Additional factors hindering immunisation
However, several additional factors can still contribute to stunting in children aged 6–59 months, even after receiving all the recommended vaccinations. Low birth weight, supplementary foods for breast milk, the mother’s education, early marriage, birth spacing, and other factors contributed to stunting.
For example, studies conducted in Ghana and Mexico found that children born to younger women were more vulnerable to the double burden of malnutrition. Younger women often have poor nutritional status, leading to poor fetal growth and development. Additionally, younger mothers may lack the knowledge and resources to adequately care for their children adequately, exacerbating the problem.
Guye et al. (2023) found that various factors, such as lapses in vaccination schedules, parental migration, excessive work demands, the spread of rumours and misinformation, concerns about vaccine side effects, occasional unopened vaccine vials for certain children, the closure of health posts when mothers visit, and the absence of health extension workers at these posts, serve as significant obstacles to achieving complete vaccination coverage for children.
As one of the most cost-effective healthcare measures, the World Health Organization (WHO) and the United Nations Children’s Fund (UNICEF) stress vaccination as a fundamental component of universal health coverage, essential for achieving optimal health worldwide. Seizing every opportunity to ensure that children and adults receive vaccinations according to the routine immunization schedule is imperative.

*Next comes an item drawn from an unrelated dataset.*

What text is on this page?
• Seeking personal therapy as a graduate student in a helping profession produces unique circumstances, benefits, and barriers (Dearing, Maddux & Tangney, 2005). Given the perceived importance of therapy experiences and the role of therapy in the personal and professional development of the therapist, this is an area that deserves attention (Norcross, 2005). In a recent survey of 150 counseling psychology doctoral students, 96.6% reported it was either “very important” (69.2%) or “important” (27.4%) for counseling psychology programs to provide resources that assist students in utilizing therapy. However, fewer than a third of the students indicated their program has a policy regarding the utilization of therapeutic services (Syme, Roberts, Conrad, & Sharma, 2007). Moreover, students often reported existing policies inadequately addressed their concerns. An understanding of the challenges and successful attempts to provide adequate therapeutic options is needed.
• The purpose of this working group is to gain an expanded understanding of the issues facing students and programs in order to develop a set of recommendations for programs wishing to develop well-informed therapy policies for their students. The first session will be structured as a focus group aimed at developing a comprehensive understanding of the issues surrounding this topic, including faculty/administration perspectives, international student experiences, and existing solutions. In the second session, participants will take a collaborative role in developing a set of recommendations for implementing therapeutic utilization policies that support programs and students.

Therefore, it is essential to identify effective strategies for promoting immunisation and child development to further our understanding of the mechanisms behind the relationship between stunting and immunisation. Future studies could investigate the correlation between specific vaccine types and child growth outcomes. They might explore potential interactions between vaccines and other interventions, such as nutrition programs.
At the same time, paying attention to the socio-economic precedents of stunting, such as poverty, that press upon the dearth of required resources to raise healthy children is essential. As researchers debated in the 1980s, by only aiming to solve a so-called ‘stunting problem’ via ‘stunting control programs, ’ we might divert attention from looking at the real solutions, which conceptually are much more challenging to develop and will certainly go far beyond what is considered to be the territory of the nutritionist.”